“Aren’t they nice?” asked Lydia, following Roger’s gaze. “I knew you would like the boys. They won’t hurt you. And the girls are fun, too.” And Lydia beamed proudly round at her friends, old and new.

“I’ll take you out to see my rabbits after supper, if you like,” offered Sammy, extra polite because of his recent behavior.

“And I’ll give you a swing,” volunteered Tom bashfully.

The boys were nice, Roger thought, and when, after supper, Lydia whispered hastily, “You go with the boys now, Roger, and I’ll come in a minute; I only want to show something to Polly,” he trotted off contentedly, and was soon engrossed in the bunnies, who obligingly devoured cabbage leaves, with seemingly no limit to their appetite.

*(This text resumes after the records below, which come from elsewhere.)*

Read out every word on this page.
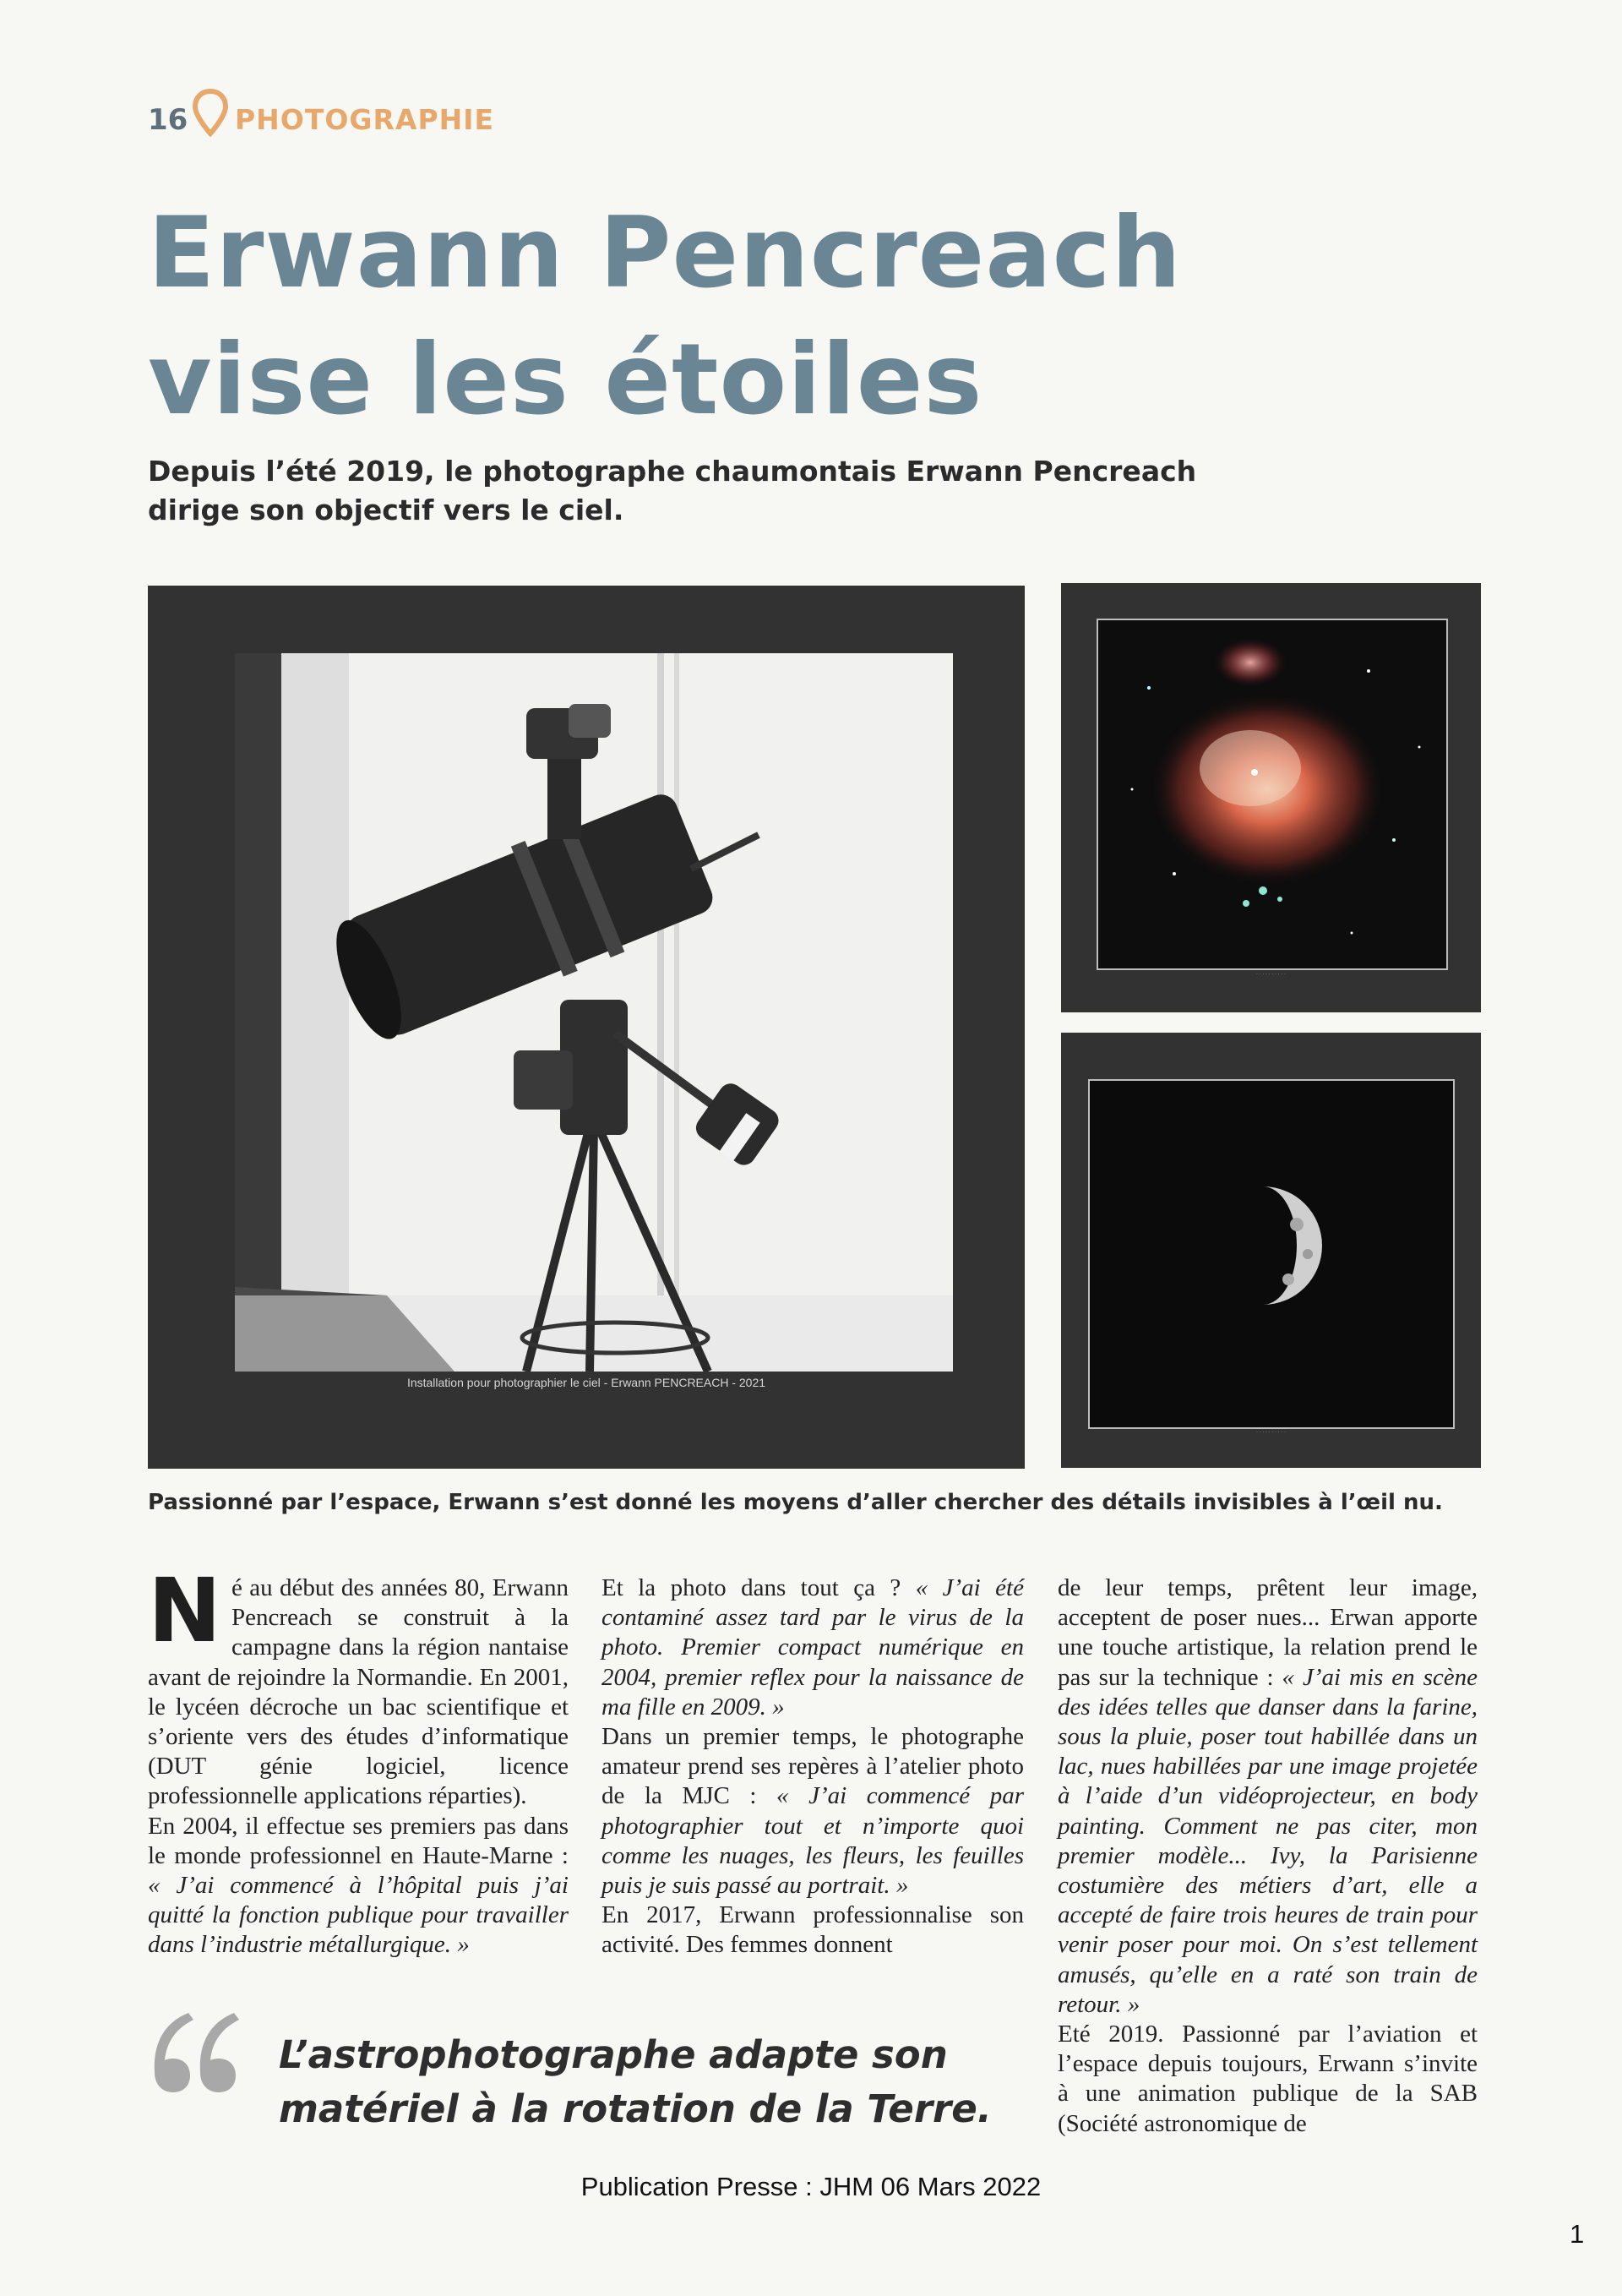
16 PHOTOGRAPHIE
Erwann Pencreach vise les étoiles

Depuis l’été 2019, le photographe chaumontais Erwann Pencreach dirige son objectif vers le ciel.

Installation pour photographier le ciel - Erwann PENCREACH - 2021
· · · · · · · · · ·
· · · · · · · · · ·

Passionné par l’espace, Erwann s’est donné les moyens d’aller chercher des détails invisibles à l’œil nu.

Né au début des années 80, Erwann Pencreach se construit à la campagne dans la région nantaise avant de rejoindre la Normandie. En 2001, le lycéen décroche un bac scientifique et s’oriente vers des études d’informatique (DUT génie logiciel, licence professionnelle applications réparties).

En 2004, il effectue ses premiers pas dans le monde professionnel en Haute-Marne : « J’ai commencé à l’hôpital puis j’ai quitté la fonction publique pour travailler dans l’industrie métallurgique. »

Et la photo dans tout ça ? « J’ai été contaminé assez tard par le virus de la photo. Premier compact numérique en 2004, premier reflex pour la naissance de ma fille en 2009. »

Dans un premier temps, le photographe amateur prend ses repères à l’atelier photo de la MJC : « J’ai commencé par photographier tout et n’importe quoi comme les nuages, les fleurs, les feuilles puis je suis passé au portrait. »

En 2017, Erwann professionnalise son activité. Des femmes donnent

de leur temps, prêtent leur image, acceptent de poser nues... Erwan apporte une touche artistique, la relation prend le pas sur la technique : « J’ai mis en scène des idées telles que danser dans la farine, sous la pluie, poser tout habillée dans un lac, nues habillées par une image projetée à l’aide d’un vidéoprojecteur, en body painting. Comment ne pas citer, mon premier modèle... Ivy, la Parisienne costumière des métiers d’art, elle a accepté de faire trois heures de train pour venir poser pour moi. On s’est tellement amusés, qu’elle en a raté son train de retour. »

Eté 2019. Passionné par l’aviation et l’espace depuis toujours, Erwann s’invite à une animation publique de la SAB (Société astronomique de

L’astrophotographe adapte son matériel à la rotation de la Terre.

Publication Presse : JHM 06 Mars 2022
1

Lydia and Polly hastened upstairs and into the room where Lydia was to sleep that night with two other little girls. Her bag had been unpacked, and her clothes neatly disposed in one of the small cupboards that lined the wall. On the window-sill lay Lucy Locket, and beside her only one of the bronze slippers.

“Why, I don’t see it anywhere, Polly,” said Lydia, after a third search of the cupboard for the missing shoe. “You help me look.”

The girls made a careful search, but no bronze slipper was to be found.

“I know I brought them both,” said Lydia at last, her face puckering. “Father said so, and I looked in the bag myself.”

“Perhaps some one has taken it,” was all Polly, her eyes big and round, could suggest.

“I know who did it!” exclaimed Lydia, her head in a whirl at her loss. “It’s that Mary Ellen. She took my slipper because she didn’t like them, and I’m going to tell Miss Martin.”